Seemingly really about how political leadership styles have particular consequences, with Southeast Asia as the backdrop. Very wordy.
The few things I was able to take away:
+ ASEAN is a ‘talk shop’. But, ASEAN has proven resilient in the face of geopolitical and domestic change.
+ ASEAN’s influence is such that some refer to the ‘ASEANization’ of East Asian and Asian pacific arrangements.
+ Elites have conceived regional cooperation as a relationship building process. This is done through talking.
+ The idea of ‘one’ Southeast Asia remains a radical concept. Diversity exists. But, the author argues that this diversity is a source of vulnerability, which has become a driver for the regional elite in how to approach finding unity in diversity.

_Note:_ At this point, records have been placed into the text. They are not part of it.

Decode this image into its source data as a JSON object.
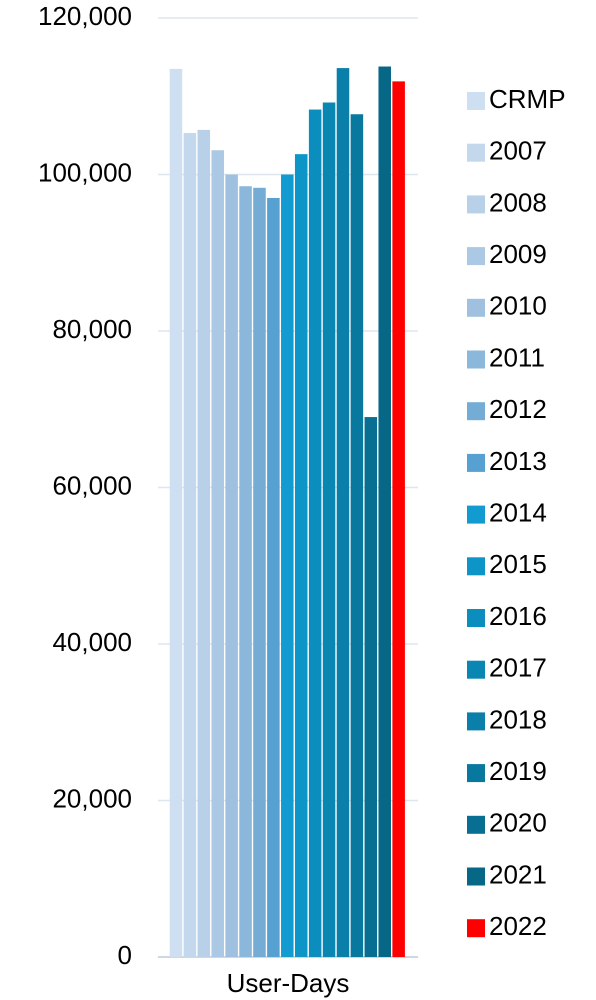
{
  "chart_data": {
    "type": "bar",
    "categories": [
      "User-Days"
    ],
    "series": [
      {
        "name": "CRMP",
        "color": "#cddff0",
        "values": [
          113500
        ]
      },
      {
        "name": "2007",
        "color": "#c3d8ec",
        "values": [
          105300
        ]
      },
      {
        "name": "2008",
        "color": "#b8d1e8",
        "values": [
          105700
        ]
      },
      {
        "name": "2009",
        "color": "#abc9e4",
        "values": [
          103100
        ]
      },
      {
        "name": "2010",
        "color": "#9fc1df",
        "values": [
          100000
        ]
      },
      {
        "name": "2011",
        "color": "#8bb7db",
        "values": [
          98500
        ]
      },
      {
        "name": "2012",
        "color": "#74acd6",
        "values": [
          98300
        ]
      },
      {
        "name": "2013",
        "color": "#56a1d2",
        "values": [
          97000
        ]
      },
      {
        "name": "2014",
        "color": "#129bd0",
        "values": [
          100000
        ]
      },
      {
        "name": "2015",
        "color": "#0e95c8",
        "values": [
          102600
        ]
      },
      {
        "name": "2016",
        "color": "#0b8dbe",
        "values": [
          108300
        ]
      },
      {
        "name": "2017",
        "color": "#0a86b3",
        "values": [
          109200
        ]
      },
      {
        "name": "2018",
        "color": "#0a7fa9",
        "values": [
          113600
        ]
      },
      {
        "name": "2019",
        "color": "#09789f",
        "values": [
          107700
        ]
      },
      {
        "name": "2020",
        "color": "#086f93",
        "values": [
          69000
        ]
      },
      {
        "name": "2021",
        "color": "#076787",
        "values": [
          113800
        ]
      },
      {
        "name": "2022",
        "color": "#ff0000",
        "values": [
          111900
        ]
      }
    ],
    "ylim": [
      0,
      120000
    ],
    "yticks": [
      0,
      {
        "value": 20000,
        "label": "20,000"
      },
      {
        "value": 40000,
        "label": "40,000"
      },
      {
        "value": 60000,
        "label": "60,000"
      },
      {
        "value": 80000,
        "label": "80,000"
      },
      {
        "value": 100000,
        "label": "100,000"
      },
      {
        "value": 120000,
        "label": "120,000"
      }
    ],
    "grid": true,
    "legend": "right"
  }
}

However, exactly because of the differences, this drive for integration needs to happen slowly, and with care.
+ US policy shifts have been the biggest driver for Intra-ASEAN reflection and reevaluation.
+ The particular politics and social context of 1960s Southeast Asia made nationalism an important, initial ideological boundary for regional ideas and arguments.

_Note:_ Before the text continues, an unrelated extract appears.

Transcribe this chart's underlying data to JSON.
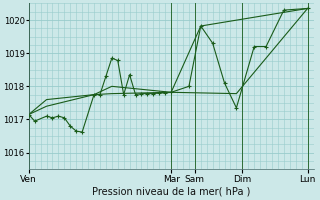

+ Regional resilience provided an important common interpretation of problems that then made regional unity an important coordinating principle in states’ response to new developments and challenges. States’ common understandings of themselves as weak, fragmented powers and the understood vulnerabilities of that division, especially in relation to various foreign forces, was a major driver for cooperation. If the problem is identified as one of division and fragmentation, then the logical solution must be one of unity and organization. Regional resilience is what makes “Southeast Asia” a meaningful and thus powerful organizing principle.
+ Practically all of ASEAN’s major initiatives—beginning with its founding—have involved activist or entrepreneurial efforts.

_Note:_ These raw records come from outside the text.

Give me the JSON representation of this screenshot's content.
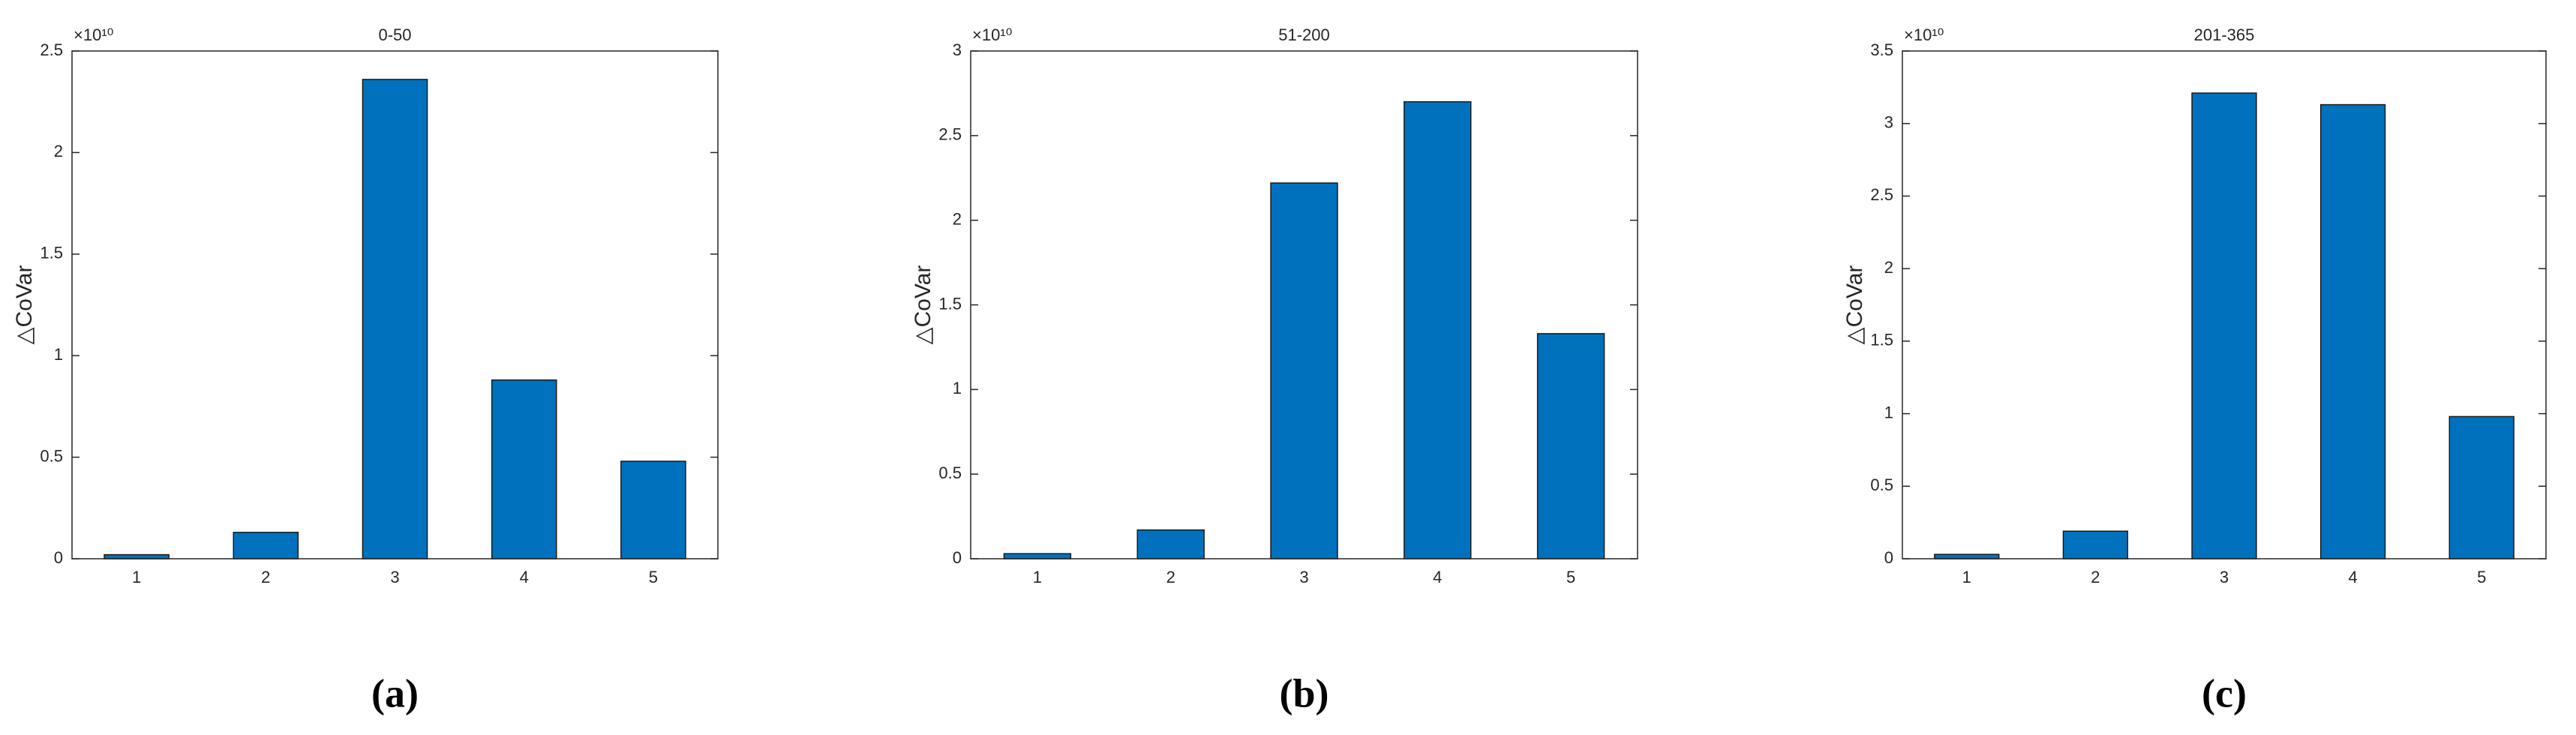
{
  "chart_data": [
    {
      "type": "bar",
      "title": "0-50",
      "ylabel": "△CoVar",
      "y_exponent": "×10¹⁰",
      "caption": "(a)",
      "categories": [
        "1",
        "2",
        "3",
        "4",
        "5"
      ],
      "values": [
        0.02,
        0.13,
        2.36,
        0.88,
        0.48
      ],
      "color": "#0072bd",
      "ylim": [
        0,
        2.5
      ],
      "yticks": [
        0,
        0.5,
        1,
        1.5,
        2,
        2.5
      ]
    },
    {
      "type": "bar",
      "title": "51-200",
      "ylabel": "△CoVar",
      "y_exponent": "×10¹⁰",
      "caption": "(b)",
      "categories": [
        "1",
        "2",
        "3",
        "4",
        "5"
      ],
      "values": [
        0.03,
        0.17,
        2.22,
        2.7,
        1.33
      ],
      "color": "#0072bd",
      "ylim": [
        0,
        3
      ],
      "yticks": [
        0,
        0.5,
        1,
        1.5,
        2,
        2.5,
        3
      ]
    },
    {
      "type": "bar",
      "title": "201-365",
      "ylabel": "△CoVar",
      "y_exponent": "×10¹⁰",
      "caption": "(c)",
      "categories": [
        "1",
        "2",
        "3",
        "4",
        "5"
      ],
      "values": [
        0.03,
        0.19,
        3.21,
        3.13,
        0.98
      ],
      "color": "#0072bd",
      "ylim": [
        0,
        3.5
      ],
      "yticks": [
        0,
        0.5,
        1,
        1.5,
        2,
        2.5,
        3,
        3.5
      ]
    }
  ]
}
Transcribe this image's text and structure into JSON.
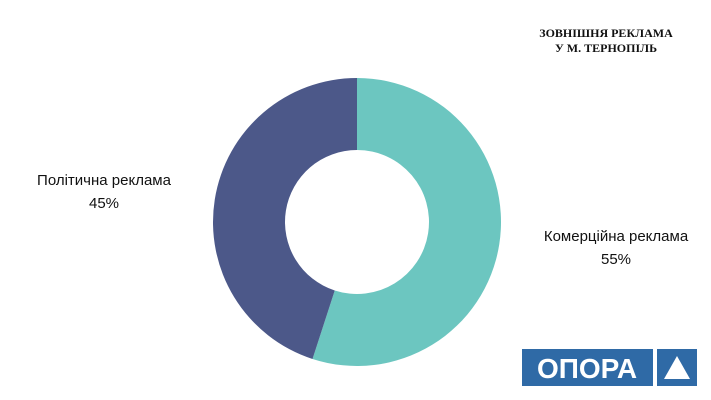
{
  "chart_data": {
    "type": "donut",
    "title": [
      "ЗОВНІШНЯ РЕКЛАМА",
      "У М. ТЕРНОПІЛЬ"
    ],
    "categories": [
      "Комерційна реклама",
      "Політична реклама"
    ],
    "values": [
      55,
      45
    ],
    "value_labels": [
      "55%",
      "45%"
    ],
    "colors": [
      "#6cc6c0",
      "#4c5889"
    ]
  },
  "logo": "ОПОРА"
}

+ ASEAN’s regionalism is informal, less rule bound, and most of all dialogue and consensus driven.
+ Three related dynamics that get less attention: the roles played by lesser events and less dramatic shocks; the evolutionary and incremental processes of change; and the cumulative effects of ideas and processes on thinking and practice.
+ Despite unprecedented calls for revoking Myanmar’s membership, states have nevertheless remained reluctant to take stronger measures against that regime. This reluctance partly reflects a concern about setting a precedent of intra-ASEAN interference; but it is also a reflection of a strong belief that inclusion trumps exclusion.